I’ve driven up and down the South Island’s West Coast a million times (and I never get sick of it!) but recently a friend and I took off from Christchurch in my mum’s campervan with the intention of driving all the way from the top to the bottom, which I’d never done. I have always referred to this part of Aotearoa as “West Coast Best Coast” and it was time I saw every inch of it!

First up, we made our way to the very Northern end of the road. The further north we travelled, the more sub-tropical everything felt. The beaches had softer sand and there were native palm trees galore (we’ve only got one native palm in NZ – the Nikau). The population shrinks the further north you go on this road and some of the small coal-mining towns felt like ghost towns but were also charming in their own special way. The colourfully painted cottages set against steep rainforest-covered hills make for a pleasant scene.

Lake Kaniere in Winter. Photo by Alex Cameron.

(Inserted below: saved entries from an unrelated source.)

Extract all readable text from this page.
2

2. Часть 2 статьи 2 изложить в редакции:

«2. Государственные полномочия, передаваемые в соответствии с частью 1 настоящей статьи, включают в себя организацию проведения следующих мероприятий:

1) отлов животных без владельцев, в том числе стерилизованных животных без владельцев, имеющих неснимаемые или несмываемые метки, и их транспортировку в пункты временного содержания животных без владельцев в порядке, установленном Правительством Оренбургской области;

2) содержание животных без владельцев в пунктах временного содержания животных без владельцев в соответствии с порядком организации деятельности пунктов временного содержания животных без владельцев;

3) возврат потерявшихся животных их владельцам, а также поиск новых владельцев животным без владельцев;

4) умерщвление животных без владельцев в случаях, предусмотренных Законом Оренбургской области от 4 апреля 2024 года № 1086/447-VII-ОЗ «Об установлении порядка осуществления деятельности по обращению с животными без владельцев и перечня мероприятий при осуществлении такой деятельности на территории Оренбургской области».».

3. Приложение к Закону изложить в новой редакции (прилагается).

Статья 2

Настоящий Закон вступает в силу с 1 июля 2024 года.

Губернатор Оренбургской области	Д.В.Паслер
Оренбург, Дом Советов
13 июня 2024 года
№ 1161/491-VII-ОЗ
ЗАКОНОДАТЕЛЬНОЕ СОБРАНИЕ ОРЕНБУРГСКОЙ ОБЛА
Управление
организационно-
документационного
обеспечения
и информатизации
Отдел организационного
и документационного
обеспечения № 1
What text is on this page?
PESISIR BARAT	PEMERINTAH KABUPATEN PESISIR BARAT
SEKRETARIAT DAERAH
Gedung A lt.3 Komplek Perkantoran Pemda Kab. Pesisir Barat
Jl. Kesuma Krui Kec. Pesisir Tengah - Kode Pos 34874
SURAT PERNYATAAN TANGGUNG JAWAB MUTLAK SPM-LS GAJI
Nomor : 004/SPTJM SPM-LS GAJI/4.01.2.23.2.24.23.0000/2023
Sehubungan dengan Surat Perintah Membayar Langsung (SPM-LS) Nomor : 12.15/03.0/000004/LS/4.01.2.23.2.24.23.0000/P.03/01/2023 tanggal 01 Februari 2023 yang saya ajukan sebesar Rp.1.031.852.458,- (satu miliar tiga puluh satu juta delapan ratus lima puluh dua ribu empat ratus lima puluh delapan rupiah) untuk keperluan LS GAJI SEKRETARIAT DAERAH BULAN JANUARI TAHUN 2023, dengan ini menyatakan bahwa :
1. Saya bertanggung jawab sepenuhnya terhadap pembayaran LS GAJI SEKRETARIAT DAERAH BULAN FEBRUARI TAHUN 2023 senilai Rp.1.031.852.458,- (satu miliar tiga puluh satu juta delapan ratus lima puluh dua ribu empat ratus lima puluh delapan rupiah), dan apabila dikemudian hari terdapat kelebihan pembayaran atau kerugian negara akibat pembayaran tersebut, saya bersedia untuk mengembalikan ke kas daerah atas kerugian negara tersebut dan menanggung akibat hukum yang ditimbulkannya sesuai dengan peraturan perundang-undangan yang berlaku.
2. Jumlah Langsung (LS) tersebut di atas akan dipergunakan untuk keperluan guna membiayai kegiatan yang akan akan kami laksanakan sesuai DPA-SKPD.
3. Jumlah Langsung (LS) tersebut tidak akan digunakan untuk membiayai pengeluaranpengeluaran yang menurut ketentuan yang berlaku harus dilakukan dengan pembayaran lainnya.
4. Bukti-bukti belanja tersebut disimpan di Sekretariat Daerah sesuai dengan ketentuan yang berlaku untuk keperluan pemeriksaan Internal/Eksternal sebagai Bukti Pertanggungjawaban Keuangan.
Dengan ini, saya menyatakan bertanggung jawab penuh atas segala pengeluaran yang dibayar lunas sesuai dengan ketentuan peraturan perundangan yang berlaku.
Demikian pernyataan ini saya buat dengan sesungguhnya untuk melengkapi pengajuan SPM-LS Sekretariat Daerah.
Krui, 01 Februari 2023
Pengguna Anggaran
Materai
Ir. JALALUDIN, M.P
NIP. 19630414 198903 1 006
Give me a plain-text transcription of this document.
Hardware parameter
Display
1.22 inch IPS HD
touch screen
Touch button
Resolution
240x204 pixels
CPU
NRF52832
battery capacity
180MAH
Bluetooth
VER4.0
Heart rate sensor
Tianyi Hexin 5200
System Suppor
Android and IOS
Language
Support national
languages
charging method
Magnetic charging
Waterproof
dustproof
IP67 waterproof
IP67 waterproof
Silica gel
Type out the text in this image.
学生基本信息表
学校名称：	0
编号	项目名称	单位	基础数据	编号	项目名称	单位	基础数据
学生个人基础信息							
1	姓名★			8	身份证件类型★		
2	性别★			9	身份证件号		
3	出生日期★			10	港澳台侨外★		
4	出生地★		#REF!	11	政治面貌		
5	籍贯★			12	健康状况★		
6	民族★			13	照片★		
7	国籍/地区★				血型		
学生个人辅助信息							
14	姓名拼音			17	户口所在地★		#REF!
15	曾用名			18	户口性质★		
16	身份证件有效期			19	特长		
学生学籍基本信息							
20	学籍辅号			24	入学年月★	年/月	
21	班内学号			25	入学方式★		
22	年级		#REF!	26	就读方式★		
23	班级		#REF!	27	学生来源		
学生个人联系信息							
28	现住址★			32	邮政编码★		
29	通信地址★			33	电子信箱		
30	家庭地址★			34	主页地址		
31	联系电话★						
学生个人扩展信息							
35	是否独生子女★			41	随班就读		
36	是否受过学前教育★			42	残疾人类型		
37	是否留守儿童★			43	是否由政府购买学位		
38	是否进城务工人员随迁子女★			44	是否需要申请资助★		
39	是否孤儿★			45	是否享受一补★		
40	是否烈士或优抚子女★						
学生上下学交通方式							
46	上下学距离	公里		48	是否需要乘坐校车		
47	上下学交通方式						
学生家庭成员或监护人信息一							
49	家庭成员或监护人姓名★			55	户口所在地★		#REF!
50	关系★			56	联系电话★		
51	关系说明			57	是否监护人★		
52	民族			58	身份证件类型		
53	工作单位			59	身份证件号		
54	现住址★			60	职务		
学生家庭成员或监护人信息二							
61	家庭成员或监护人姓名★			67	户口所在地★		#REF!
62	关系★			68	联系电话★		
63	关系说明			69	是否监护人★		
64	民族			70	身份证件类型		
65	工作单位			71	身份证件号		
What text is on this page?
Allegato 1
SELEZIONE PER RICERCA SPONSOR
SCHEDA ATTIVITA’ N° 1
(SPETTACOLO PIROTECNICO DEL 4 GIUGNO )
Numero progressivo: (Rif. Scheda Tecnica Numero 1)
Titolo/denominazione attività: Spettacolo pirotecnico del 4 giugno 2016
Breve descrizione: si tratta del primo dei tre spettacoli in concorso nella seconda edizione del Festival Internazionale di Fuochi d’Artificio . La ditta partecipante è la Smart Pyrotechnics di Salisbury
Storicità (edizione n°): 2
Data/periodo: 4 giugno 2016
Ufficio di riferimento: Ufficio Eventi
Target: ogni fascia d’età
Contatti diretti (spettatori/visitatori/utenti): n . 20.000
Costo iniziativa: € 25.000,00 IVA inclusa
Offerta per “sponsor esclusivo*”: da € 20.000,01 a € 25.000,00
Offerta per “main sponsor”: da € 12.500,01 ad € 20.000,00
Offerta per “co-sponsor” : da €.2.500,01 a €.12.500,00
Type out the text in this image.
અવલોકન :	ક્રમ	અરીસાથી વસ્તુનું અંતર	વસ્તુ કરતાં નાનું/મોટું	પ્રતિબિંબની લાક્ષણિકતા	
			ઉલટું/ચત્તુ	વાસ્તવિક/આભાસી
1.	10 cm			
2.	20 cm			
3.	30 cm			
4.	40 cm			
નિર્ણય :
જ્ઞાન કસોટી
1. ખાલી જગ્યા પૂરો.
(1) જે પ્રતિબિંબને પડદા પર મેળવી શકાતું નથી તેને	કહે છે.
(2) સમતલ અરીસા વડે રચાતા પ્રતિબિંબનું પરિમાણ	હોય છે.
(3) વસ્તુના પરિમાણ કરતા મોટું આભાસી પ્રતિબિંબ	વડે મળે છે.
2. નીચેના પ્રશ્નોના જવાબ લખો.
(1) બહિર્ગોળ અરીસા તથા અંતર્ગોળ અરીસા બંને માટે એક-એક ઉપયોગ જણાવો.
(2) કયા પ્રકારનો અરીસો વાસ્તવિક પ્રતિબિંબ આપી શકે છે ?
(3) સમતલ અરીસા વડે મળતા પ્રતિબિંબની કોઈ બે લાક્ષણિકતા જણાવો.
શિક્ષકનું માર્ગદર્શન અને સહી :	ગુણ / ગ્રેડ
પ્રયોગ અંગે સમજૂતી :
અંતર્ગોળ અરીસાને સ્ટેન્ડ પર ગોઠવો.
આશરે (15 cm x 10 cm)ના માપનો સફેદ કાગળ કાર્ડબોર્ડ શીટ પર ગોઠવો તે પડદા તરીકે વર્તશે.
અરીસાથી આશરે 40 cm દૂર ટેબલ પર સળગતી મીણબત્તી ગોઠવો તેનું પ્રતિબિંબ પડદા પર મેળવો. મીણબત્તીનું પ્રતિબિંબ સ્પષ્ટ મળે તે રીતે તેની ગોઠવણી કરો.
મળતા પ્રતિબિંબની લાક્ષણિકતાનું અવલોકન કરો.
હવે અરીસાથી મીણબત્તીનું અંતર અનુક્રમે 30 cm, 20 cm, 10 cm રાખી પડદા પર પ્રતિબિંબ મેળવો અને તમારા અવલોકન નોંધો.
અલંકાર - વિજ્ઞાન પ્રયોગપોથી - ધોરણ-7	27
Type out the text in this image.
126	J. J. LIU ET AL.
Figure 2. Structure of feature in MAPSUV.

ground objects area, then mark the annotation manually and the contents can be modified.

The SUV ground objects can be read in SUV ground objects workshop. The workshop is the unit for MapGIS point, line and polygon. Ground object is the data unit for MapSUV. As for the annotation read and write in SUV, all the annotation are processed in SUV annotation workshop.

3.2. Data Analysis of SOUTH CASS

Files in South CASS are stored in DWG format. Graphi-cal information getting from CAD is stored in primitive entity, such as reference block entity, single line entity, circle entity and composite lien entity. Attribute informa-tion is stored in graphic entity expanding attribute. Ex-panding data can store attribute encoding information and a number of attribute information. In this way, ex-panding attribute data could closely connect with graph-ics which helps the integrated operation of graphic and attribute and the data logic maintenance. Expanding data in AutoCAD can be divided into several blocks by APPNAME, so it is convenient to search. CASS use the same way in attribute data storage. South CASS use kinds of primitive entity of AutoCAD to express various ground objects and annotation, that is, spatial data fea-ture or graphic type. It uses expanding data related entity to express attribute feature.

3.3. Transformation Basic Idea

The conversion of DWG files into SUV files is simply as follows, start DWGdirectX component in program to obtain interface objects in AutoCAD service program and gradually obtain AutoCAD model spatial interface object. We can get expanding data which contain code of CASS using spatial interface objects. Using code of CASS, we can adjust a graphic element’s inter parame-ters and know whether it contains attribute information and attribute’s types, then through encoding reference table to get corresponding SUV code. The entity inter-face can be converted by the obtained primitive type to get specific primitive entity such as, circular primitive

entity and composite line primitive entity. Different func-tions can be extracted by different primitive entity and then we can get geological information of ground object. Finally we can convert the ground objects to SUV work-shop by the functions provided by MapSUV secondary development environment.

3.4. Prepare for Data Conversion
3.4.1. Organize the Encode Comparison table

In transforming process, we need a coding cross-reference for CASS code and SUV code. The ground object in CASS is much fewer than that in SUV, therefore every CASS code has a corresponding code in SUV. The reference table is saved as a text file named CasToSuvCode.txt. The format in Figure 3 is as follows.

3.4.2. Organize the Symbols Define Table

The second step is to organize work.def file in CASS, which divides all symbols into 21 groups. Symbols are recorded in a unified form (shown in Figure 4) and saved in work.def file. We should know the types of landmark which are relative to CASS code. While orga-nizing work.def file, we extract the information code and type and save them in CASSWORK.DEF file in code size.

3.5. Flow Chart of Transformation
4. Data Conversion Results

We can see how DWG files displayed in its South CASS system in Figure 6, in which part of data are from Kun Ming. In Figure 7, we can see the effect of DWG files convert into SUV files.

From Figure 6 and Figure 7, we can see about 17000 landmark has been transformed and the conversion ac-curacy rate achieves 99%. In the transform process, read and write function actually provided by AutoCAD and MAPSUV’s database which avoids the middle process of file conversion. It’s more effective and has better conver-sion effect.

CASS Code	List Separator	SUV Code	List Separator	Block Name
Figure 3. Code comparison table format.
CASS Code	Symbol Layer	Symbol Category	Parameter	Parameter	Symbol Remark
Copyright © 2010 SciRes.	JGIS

We stopped in Karamea after a long and gruelling drive over some gnarly mountains and were both very pleasantly surprised by the place. Even though it was a quiet Sunday morning, we could feel that the town had a great community spirit and everyone we met was very friendly and willing to help us figure out what we should explore. We had a delish venison pie from a cute café in town and continued the extra little stretch up the road to the start of one of New Zealand’s 10 Great Walks – The Heaphy Track. Mannnnnnn, what a track! It was one of those magical winter days that felt like spring was creeping in. The air was warm and smelt really nice.

The Punakaiki Coastline is Stunning!

We decided to do an hour in and an hour out and it was an excellent decision. We climbed through breath-taking native forest, up to clifftop lookouts and on to a beautiful sandy beach which we had all to ourselves. The track reminded me a bit of the Abel Tasman Track – the most popular of NZ’s ten great walks, although this one doesn’t have the consistent stream of people, so feels a bit more secluded.

Although this stretch of the West Coast is certainly not the most convenient to visit when one does not have a lot of time to explore New Zealand, I would absolutely love to showcase this section of West Coast Best Coast to our clients, especially when they have a couple of extra days up their sleeve and appreciate the more “off the beaten path” style places.

We were determined to get to Jackson Bay where the road ends to the South. And we did! Wow, what a dramatic difference from the north end. Jackson Bay was harsh and unforgiving – rain and strong winds battered us all along the winding coastal drive. We stopped at the end of the road in the hope that we could enjoy lunch at the Cray Pot – a somewhat famous establishment down that way – but alas, it was closed. We cooked chicken burgers in the campervan and proceeded to hike through the forest to a secluded bay on the other side of the peninsula.

The Start of the Heaphy Track (Karamea end)

The sharp rocky coastline was a real contrast to the Heaphy Track up further North. Getting to Jackson Bay at the very southern end of the road is much easier than making it all the way to the Northern tip, thanks to the Bay only being a 40-minute detour, while Karamea is a good couple of hours each way off the main route. Both were well worth the extra driving and the contrast in landscapes is quite amazing. I love that after 6 years of travelling this diverse country full time that I am still finding surprises around the corner from time to time!